France Postpones Syria Action, “Cannot Go It Alone”

President Barack Obama’s request for congressional approval has created “a new situation” for France.

French interior minister Manuel Valls delivers a speech, November 9, 2010
French interior minister Manuel Valls delivers a speech, November 9, 2010 (Parti socialiste/Philippe Grangeaud)

French interior minister Manuel Valls said on Sunday that his country will wait for the United States Congress to decide whether to initiate airstrikes against Syria. “France cannot go it alone,” he told Europe 1 radio. “We need a coalition.”

France has been among the most vocal of countries urging intervention in the country it ruled between the First and Second World Wars. After an alleged chemical weapons attack against civilians in a suburb of the country’s capital Damascus last week, President François Hollande vowed that those responsible would be punished, invoking the world’s “responsibility to protect” civilians in a civil war that has claimed tens of thousands of lives since it began more than two years ago.

France intervened unilaterally in its former African colony Mali this year to halt a rebel offensive on the capital city Bamako but lacks the military capacity to do more than launch airstrikes against Syria on its own.

While American president Barack Obama seems intent on doing no more than undertake a punitive expedition against Syria to deter it from deploying chemical weapons again, his surprise announcement on Saturday that he will ask Congress’ approval for a strike mission created “a new situation,” said Valls, which means France has to wait “for the end of this new phase.”

Prime Minister Jean-Marc Ayrault is to discuss with senior lawmakers on Monday how to proceed in Syria.

Four American navy ships, capable of launching cruise missiles against Syrian regime targets, are deployed to the Eastern Mediterranean with a fifth to join them soon. France’s anti-aircraft frigate Chevalier Paul left port on Thursday to set sail for the same area.
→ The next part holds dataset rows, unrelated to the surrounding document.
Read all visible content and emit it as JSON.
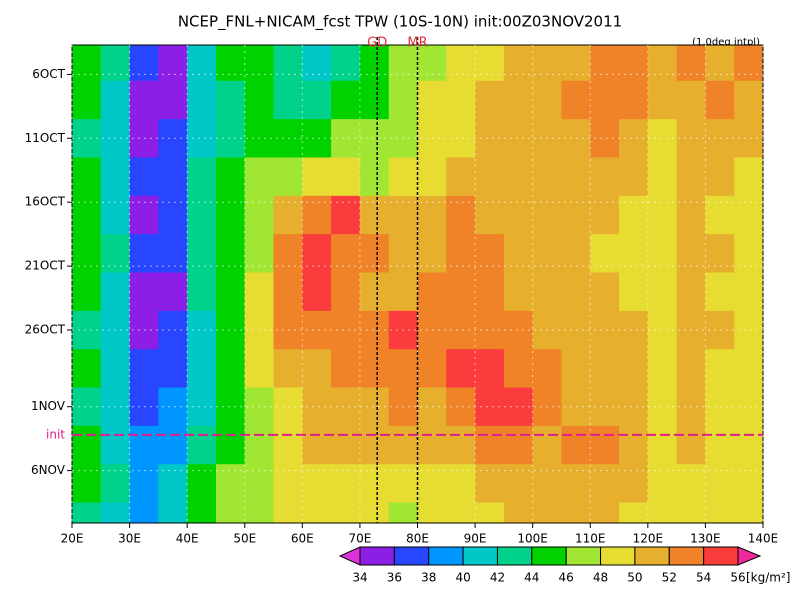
{
  "chart_data": {
    "type": "heatmap",
    "title": "NCEP_FNL+NICAM_fcst TPW (10S-10N) init:00Z03NOV2011",
    "subtitle": "(1.0deg intpl)",
    "x": [
      22.5,
      27.5,
      32.5,
      37.5,
      42.5,
      47.5,
      52.5,
      57.5,
      62.5,
      67.5,
      72.5,
      77.5,
      82.5,
      87.5,
      92.5,
      97.5,
      102.5,
      107.5,
      112.5,
      117.5,
      122.5,
      127.5,
      132.5,
      137.5
    ],
    "y": [
      5,
      8,
      11,
      14,
      17,
      20,
      23,
      26,
      29,
      32,
      35,
      38,
      41
    ],
    "z": [
      [
        44,
        42,
        36,
        35,
        40,
        44,
        44,
        42,
        40,
        42,
        44,
        46,
        46,
        48,
        48,
        50,
        50,
        50,
        52,
        52,
        50,
        52,
        50,
        52
      ],
      [
        44,
        40,
        35,
        35,
        40,
        42,
        44,
        42,
        42,
        44,
        44,
        46,
        48,
        48,
        50,
        50,
        50,
        52,
        52,
        52,
        50,
        50,
        52,
        50
      ],
      [
        42,
        40,
        35,
        36,
        40,
        42,
        44,
        44,
        44,
        46,
        46,
        46,
        48,
        48,
        50,
        50,
        50,
        50,
        52,
        50,
        48,
        50,
        50,
        50
      ],
      [
        44,
        40,
        36,
        36,
        42,
        44,
        46,
        46,
        48,
        48,
        46,
        48,
        48,
        50,
        50,
        50,
        50,
        50,
        50,
        50,
        48,
        50,
        50,
        48
      ],
      [
        44,
        40,
        35,
        36,
        42,
        44,
        46,
        50,
        52,
        54,
        50,
        50,
        50,
        52,
        50,
        50,
        50,
        50,
        50,
        48,
        48,
        50,
        48,
        48
      ],
      [
        44,
        42,
        36,
        36,
        42,
        44,
        46,
        52,
        54,
        52,
        52,
        50,
        50,
        52,
        52,
        50,
        50,
        50,
        48,
        48,
        48,
        50,
        50,
        48
      ],
      [
        44,
        40,
        35,
        35,
        42,
        44,
        48,
        52,
        54,
        52,
        50,
        50,
        52,
        52,
        52,
        50,
        50,
        50,
        50,
        48,
        48,
        50,
        48,
        48
      ],
      [
        42,
        40,
        35,
        36,
        40,
        44,
        48,
        52,
        52,
        52,
        52,
        54,
        52,
        52,
        52,
        52,
        50,
        50,
        50,
        50,
        48,
        50,
        50,
        48
      ],
      [
        44,
        40,
        36,
        36,
        40,
        44,
        48,
        50,
        50,
        52,
        52,
        52,
        52,
        54,
        54,
        52,
        52,
        50,
        50,
        50,
        48,
        50,
        48,
        48
      ],
      [
        42,
        40,
        36,
        38,
        40,
        44,
        46,
        48,
        50,
        50,
        50,
        52,
        50,
        52,
        54,
        54,
        52,
        50,
        50,
        50,
        48,
        50,
        48,
        48
      ],
      [
        44,
        40,
        38,
        38,
        42,
        44,
        46,
        48,
        50,
        50,
        50,
        50,
        50,
        50,
        52,
        52,
        50,
        52,
        52,
        50,
        48,
        50,
        48,
        48
      ],
      [
        44,
        42,
        38,
        40,
        44,
        46,
        46,
        48,
        48,
        48,
        48,
        48,
        48,
        48,
        50,
        50,
        50,
        50,
        50,
        50,
        48,
        48,
        48,
        48
      ],
      [
        42,
        40,
        38,
        40,
        44,
        46,
        46,
        48,
        48,
        48,
        48,
        46,
        48,
        48,
        48,
        50,
        50,
        50,
        50,
        48,
        48,
        48,
        48,
        48
      ]
    ],
    "xlim": [
      20,
      140
    ],
    "ylim": [
      3.7,
      41.1
    ],
    "y_inverted": true,
    "xticks": [
      {
        "value": 20,
        "label": "20E"
      },
      {
        "value": 30,
        "label": "30E"
      },
      {
        "value": 40,
        "label": "40E"
      },
      {
        "value": 50,
        "label": "50E"
      },
      {
        "value": 60,
        "label": "60E"
      },
      {
        "value": 70,
        "label": "70E"
      },
      {
        "value": 80,
        "label": "80E"
      },
      {
        "value": 90,
        "label": "90E"
      },
      {
        "value": 100,
        "label": "100E"
      },
      {
        "value": 110,
        "label": "110E"
      },
      {
        "value": 120,
        "label": "120E"
      },
      {
        "value": 130,
        "label": "130E"
      },
      {
        "value": 140,
        "label": "140E"
      }
    ],
    "yticks": [
      {
        "value": 6,
        "label": "6OCT"
      },
      {
        "value": 11,
        "label": "11OCT"
      },
      {
        "value": 16,
        "label": "16OCT"
      },
      {
        "value": 21,
        "label": "21OCT"
      },
      {
        "value": 26,
        "label": "26OCT"
      },
      {
        "value": 32,
        "label": "1NOV"
      },
      {
        "value": 37,
        "label": "6NOV"
      }
    ],
    "grid": true,
    "levels": [
      34,
      36,
      38,
      40,
      42,
      44,
      46,
      48,
      50,
      52,
      54,
      56
    ],
    "colors": [
      "#dc32dc",
      "#8c1ee6",
      "#2846ff",
      "#0096ff",
      "#00c8c8",
      "#00d28c",
      "#00d200",
      "#a0e632",
      "#e6dc32",
      "#e6af2d",
      "#f08228",
      "#fa3c3c",
      "#f0289a"
    ],
    "colorbar_unit": "[kg/m²]",
    "markers": [
      {
        "label": "GD",
        "value": 73
      },
      {
        "label": "MR",
        "value": 80
      }
    ],
    "init_line": {
      "label": "init",
      "value": 34.2
    }
  }
}
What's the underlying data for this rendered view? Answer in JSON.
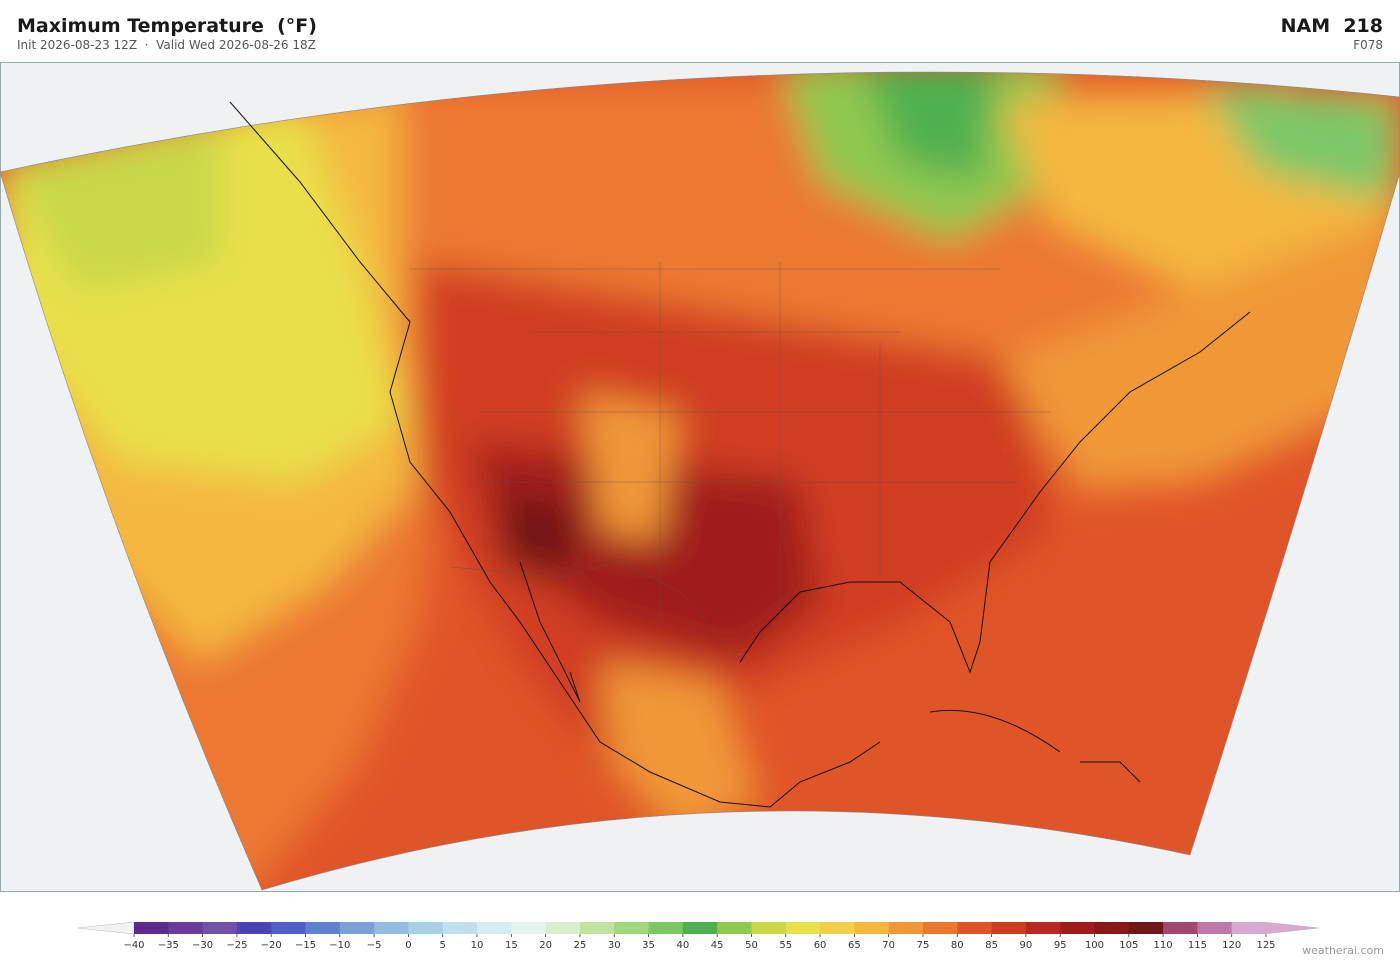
{
  "header": {
    "title": "Maximum Temperature  (°F)",
    "subtitle": "Init 2026-08-23 12Z  ·  Valid Wed 2026-08-26 18Z",
    "model": "NAM  218",
    "forecast_hour": "F078"
  },
  "colorbar": {
    "under_color": "#f2f2f2",
    "over_color": "#d8a8d0",
    "colors": [
      "#5b2a8c",
      "#6b3a9b",
      "#7050a8",
      "#4a45b0",
      "#4f60c8",
      "#5f80d0",
      "#7aa0d8",
      "#90bde0",
      "#a8d0e8",
      "#c0e0ee",
      "#d5ecf2",
      "#e5f3ef",
      "#d8eecf",
      "#c0e4a0",
      "#a0d880",
      "#7cc868",
      "#50b050",
      "#90c850",
      "#c8d848",
      "#e8e048",
      "#f4d048",
      "#f4b840",
      "#f09838",
      "#ec7830",
      "#e05528",
      "#d03c20",
      "#b82820",
      "#a01c1c",
      "#881818",
      "#701818",
      "#a04870",
      "#c078a8",
      "#d8a8d0"
    ],
    "ticks": [
      {
        "value": -40,
        "label": "−40"
      },
      {
        "value": -35,
        "label": "−35"
      },
      {
        "value": -30,
        "label": "−30"
      },
      {
        "value": -25,
        "label": "−25"
      },
      {
        "value": -20,
        "label": "−20"
      },
      {
        "value": -15,
        "label": "−15"
      },
      {
        "value": -10,
        "label": "−10"
      },
      {
        "value": -5,
        "label": "−5"
      },
      0,
      5,
      10,
      15,
      20,
      25,
      30,
      35,
      40,
      45,
      50,
      55,
      60,
      65,
      70,
      75,
      80,
      85,
      90,
      95,
      100,
      105,
      110,
      115,
      120,
      125
    ]
  },
  "footer": {
    "credit": "weatherai.com"
  }
}
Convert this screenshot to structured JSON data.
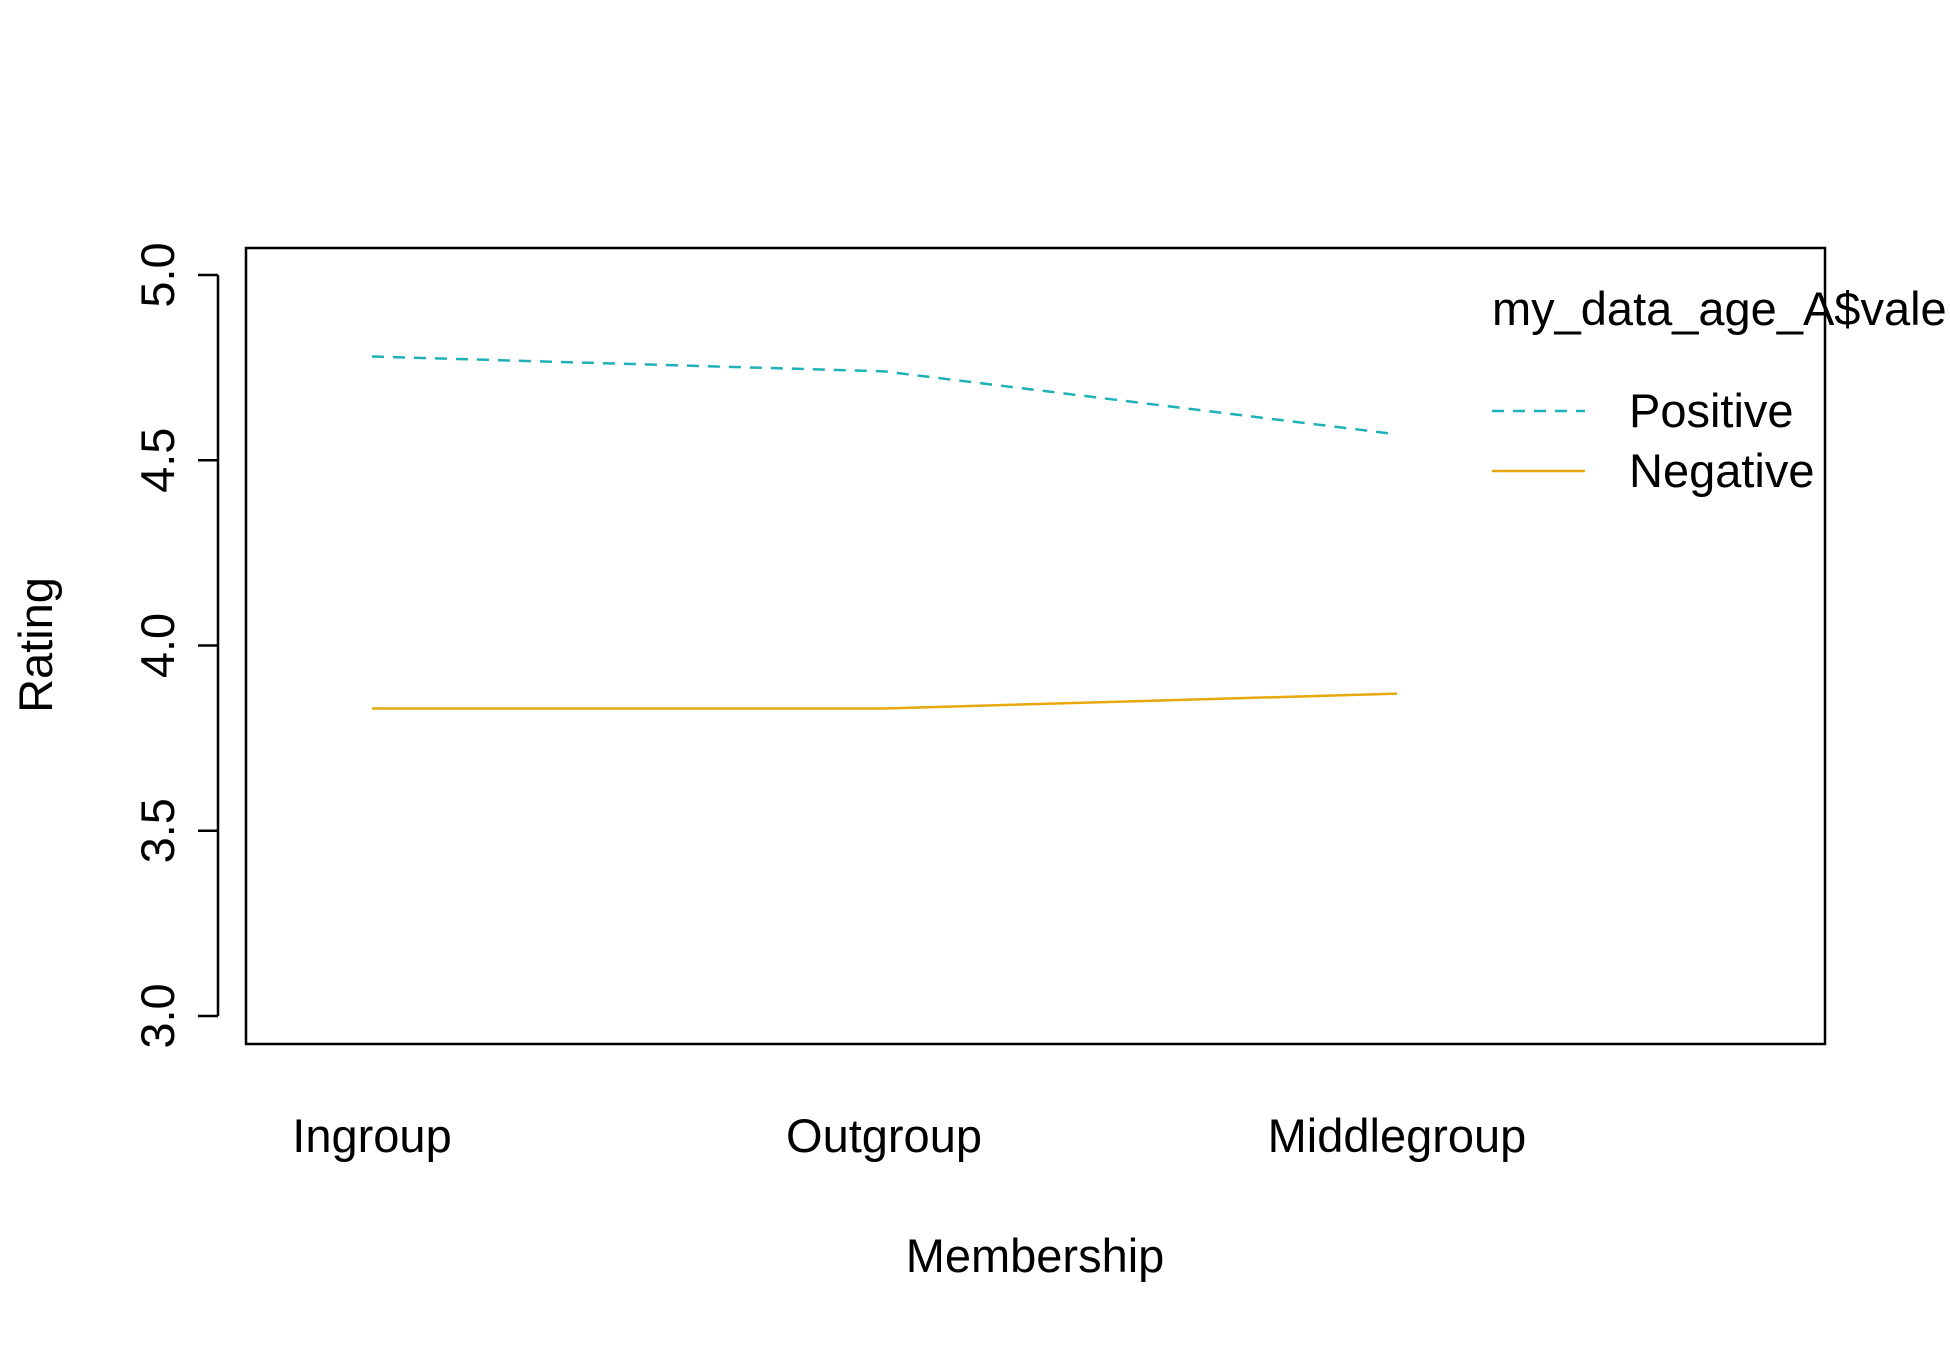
{
  "chart_data": {
    "type": "line",
    "title": "",
    "xlabel": "Membership",
    "ylabel": "Rating",
    "categories": [
      "Ingroup",
      "Outgroup",
      "Middlegroup"
    ],
    "ylim": [
      3.0,
      5.0
    ],
    "yticks": [
      "3.0",
      "3.5",
      "4.0",
      "4.5",
      "5.0"
    ],
    "grid": false,
    "legend": {
      "title": "my_data_age_A$vale",
      "placement": "top-right",
      "entries": [
        "Positive",
        "Negative"
      ]
    },
    "series": [
      {
        "name": "Positive",
        "values": [
          4.78,
          4.74,
          4.57
        ],
        "color": "#1fb1b8",
        "line_style": "dashed"
      },
      {
        "name": "Negative",
        "values": [
          3.83,
          3.83,
          3.87
        ],
        "color": "#e6a80a",
        "line_style": "solid"
      }
    ]
  }
}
Its Charles de Gaulle aircraft carrier was still at Toulon.

Although newspaper coverage of Hollande’s response to the alleged gas attack was overwhelmingly positive, the French public seems to have grown more skeptical of intervention. Whereas 58 percent said they favored military action against Syria in an Ifop poll two months ago, a BVA survey released on Saturday showed 64 percent opposed.